Kurylenko plays Alex, a mysterious woman involved in a bank heist gone wrong. When her face is revealed during the robbery, she has to go on the run. Meanwhile another mysterious group of people want what she helped steal, and will do anything to get it back.

Kurylenko struggles to make a lot of the dialogue feel authentic, but thankfully she’s more than capable of holding her own in the fighting and car chase scenes. Its unfortunate that the director felt compelled to include a few completely unnecessary shots of Kurylenko lounging around in sexy underwear. But at least Kurylenko spends the rest of the movie using her strength instead of her sexuality.

Kurylenko’s adversary in the film is Rome alum James Purefoy. It’s not much of a stretch to say he’s the strongest actor of the bunch. Similar to his portrayal of Mark Anthony, Purefoy’s in charge of bringing the charm and playful banter to the story. Except Purefoy is so charming that at times you forget that he’s supposed to want to hunt and kill Alex, not flirt with her. Perhaps a romantic comedy next time James?

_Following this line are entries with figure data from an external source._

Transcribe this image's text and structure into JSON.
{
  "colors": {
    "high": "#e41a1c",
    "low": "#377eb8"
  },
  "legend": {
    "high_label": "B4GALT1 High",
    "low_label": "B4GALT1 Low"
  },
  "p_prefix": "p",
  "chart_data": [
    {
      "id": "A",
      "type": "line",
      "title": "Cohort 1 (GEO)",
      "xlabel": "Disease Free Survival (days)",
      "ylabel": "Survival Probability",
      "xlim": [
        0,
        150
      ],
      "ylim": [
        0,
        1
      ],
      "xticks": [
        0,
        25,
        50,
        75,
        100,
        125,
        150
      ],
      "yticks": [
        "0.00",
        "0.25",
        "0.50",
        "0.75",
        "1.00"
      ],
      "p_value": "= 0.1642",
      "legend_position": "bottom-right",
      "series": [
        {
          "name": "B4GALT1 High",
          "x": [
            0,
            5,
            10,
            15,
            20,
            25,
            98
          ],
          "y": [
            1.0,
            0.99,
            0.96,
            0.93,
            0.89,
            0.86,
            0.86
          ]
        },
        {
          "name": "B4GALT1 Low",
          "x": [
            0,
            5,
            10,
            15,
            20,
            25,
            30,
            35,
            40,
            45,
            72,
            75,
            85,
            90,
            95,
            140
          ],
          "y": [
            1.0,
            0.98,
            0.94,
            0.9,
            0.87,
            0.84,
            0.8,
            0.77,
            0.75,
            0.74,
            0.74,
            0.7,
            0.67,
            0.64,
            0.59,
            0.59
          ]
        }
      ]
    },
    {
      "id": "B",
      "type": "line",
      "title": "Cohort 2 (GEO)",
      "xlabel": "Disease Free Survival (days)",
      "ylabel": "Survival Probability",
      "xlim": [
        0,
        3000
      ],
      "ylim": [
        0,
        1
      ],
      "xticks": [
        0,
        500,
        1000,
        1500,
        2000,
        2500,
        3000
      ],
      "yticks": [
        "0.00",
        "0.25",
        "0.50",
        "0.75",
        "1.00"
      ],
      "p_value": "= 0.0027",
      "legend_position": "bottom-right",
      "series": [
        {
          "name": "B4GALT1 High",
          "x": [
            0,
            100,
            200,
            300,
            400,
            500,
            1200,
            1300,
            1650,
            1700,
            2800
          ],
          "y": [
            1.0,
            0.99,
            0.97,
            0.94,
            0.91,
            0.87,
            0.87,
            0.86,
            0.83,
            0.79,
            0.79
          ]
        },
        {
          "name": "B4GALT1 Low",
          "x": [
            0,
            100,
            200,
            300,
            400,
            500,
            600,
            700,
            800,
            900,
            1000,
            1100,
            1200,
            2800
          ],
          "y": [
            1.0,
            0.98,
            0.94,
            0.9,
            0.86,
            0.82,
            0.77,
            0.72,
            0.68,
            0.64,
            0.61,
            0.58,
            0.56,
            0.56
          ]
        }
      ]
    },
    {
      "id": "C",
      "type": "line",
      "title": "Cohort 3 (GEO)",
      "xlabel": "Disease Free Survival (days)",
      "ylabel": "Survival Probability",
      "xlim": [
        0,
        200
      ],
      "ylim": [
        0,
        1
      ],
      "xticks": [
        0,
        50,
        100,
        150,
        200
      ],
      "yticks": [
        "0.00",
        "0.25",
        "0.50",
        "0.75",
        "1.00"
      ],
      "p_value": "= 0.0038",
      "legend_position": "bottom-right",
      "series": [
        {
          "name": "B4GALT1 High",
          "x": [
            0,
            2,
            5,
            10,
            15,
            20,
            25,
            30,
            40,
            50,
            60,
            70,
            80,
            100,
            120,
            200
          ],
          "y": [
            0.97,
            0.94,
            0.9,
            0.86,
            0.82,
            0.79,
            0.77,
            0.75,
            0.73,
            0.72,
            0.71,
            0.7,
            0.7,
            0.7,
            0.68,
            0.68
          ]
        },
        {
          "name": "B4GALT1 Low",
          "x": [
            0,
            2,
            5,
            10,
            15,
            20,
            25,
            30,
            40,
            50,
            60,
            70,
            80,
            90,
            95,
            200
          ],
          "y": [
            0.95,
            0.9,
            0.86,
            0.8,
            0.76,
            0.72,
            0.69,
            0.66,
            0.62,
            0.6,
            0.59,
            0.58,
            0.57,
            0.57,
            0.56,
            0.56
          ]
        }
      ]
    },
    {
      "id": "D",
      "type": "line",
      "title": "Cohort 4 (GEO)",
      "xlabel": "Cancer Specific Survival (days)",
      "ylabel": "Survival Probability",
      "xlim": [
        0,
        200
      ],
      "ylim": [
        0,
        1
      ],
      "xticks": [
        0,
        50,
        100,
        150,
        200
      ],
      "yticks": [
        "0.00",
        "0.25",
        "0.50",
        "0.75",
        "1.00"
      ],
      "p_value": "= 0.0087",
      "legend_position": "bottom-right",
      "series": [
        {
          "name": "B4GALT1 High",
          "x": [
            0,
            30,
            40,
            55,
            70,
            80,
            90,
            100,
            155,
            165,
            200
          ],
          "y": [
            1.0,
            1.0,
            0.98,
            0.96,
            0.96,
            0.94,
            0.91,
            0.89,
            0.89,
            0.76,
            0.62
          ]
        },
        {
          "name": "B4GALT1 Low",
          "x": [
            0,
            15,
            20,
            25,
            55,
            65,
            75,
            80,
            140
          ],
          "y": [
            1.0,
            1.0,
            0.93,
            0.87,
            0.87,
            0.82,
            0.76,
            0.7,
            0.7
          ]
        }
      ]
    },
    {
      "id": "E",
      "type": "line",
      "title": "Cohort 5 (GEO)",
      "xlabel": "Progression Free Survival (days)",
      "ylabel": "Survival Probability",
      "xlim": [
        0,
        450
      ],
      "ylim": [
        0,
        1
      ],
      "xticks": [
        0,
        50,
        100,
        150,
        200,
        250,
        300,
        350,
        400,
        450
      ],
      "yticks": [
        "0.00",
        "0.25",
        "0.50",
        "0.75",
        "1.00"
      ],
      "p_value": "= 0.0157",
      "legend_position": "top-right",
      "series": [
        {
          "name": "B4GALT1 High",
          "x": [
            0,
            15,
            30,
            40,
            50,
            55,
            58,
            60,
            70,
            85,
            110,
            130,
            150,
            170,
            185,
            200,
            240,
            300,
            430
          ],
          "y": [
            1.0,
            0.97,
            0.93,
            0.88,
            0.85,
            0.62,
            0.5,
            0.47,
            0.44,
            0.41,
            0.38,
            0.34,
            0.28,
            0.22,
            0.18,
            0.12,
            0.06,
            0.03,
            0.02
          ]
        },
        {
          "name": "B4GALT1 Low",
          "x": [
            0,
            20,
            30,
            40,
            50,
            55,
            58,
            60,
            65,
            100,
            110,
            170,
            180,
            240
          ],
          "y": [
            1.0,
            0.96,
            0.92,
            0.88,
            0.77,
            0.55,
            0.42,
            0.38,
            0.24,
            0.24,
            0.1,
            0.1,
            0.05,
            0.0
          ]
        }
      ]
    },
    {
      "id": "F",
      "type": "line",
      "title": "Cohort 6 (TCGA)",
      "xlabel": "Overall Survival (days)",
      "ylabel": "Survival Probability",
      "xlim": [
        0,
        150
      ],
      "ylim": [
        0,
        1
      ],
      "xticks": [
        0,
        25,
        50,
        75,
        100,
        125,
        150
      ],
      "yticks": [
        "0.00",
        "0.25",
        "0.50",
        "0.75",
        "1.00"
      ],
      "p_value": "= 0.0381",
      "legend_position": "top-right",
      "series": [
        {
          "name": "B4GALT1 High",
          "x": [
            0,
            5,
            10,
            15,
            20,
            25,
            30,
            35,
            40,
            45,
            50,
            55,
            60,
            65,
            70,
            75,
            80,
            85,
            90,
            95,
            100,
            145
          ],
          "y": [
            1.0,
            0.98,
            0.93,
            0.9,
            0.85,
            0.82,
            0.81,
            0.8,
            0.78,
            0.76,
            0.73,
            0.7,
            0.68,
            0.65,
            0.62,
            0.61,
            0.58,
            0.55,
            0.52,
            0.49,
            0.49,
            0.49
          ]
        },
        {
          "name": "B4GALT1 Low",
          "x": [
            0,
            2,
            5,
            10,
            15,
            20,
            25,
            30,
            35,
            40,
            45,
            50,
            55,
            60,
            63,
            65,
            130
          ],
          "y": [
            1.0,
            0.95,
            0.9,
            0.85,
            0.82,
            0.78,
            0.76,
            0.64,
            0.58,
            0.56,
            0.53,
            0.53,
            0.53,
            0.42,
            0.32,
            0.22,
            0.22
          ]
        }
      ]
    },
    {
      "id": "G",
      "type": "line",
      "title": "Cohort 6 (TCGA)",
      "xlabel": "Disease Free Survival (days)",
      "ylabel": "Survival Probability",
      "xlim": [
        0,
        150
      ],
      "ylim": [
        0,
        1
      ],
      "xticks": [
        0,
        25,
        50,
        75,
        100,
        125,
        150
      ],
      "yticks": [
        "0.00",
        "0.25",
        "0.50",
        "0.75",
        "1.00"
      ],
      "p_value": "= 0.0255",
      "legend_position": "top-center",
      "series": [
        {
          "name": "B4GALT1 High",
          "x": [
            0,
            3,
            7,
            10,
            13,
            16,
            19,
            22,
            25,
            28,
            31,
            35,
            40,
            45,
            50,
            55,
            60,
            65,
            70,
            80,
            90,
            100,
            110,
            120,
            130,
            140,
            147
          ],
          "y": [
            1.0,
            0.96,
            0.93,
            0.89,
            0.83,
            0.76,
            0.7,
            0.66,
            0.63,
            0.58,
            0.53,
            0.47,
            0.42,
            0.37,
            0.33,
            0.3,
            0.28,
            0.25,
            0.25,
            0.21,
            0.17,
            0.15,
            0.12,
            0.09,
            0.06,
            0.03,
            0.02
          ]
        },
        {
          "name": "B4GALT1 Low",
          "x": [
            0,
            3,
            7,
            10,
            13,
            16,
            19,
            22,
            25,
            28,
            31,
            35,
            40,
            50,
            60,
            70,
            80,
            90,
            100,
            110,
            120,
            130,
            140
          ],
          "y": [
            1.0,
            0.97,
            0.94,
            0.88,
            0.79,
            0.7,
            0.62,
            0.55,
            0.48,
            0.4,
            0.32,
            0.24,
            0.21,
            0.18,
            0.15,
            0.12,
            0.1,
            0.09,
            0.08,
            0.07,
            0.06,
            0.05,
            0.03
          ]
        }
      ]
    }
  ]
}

In many ways, Momentum is nothing more than a formulaic action thriller. The plot is razor thin, the dialogue ridiculous, and the chemistry between the leads extremely questionable. So why then would anyone want to invest time and money in this movie? The same reason you watch all action films; to watch good looking people kick the shit out of each other and see big explosions. And on those two counts Momentum happily delivers the goods.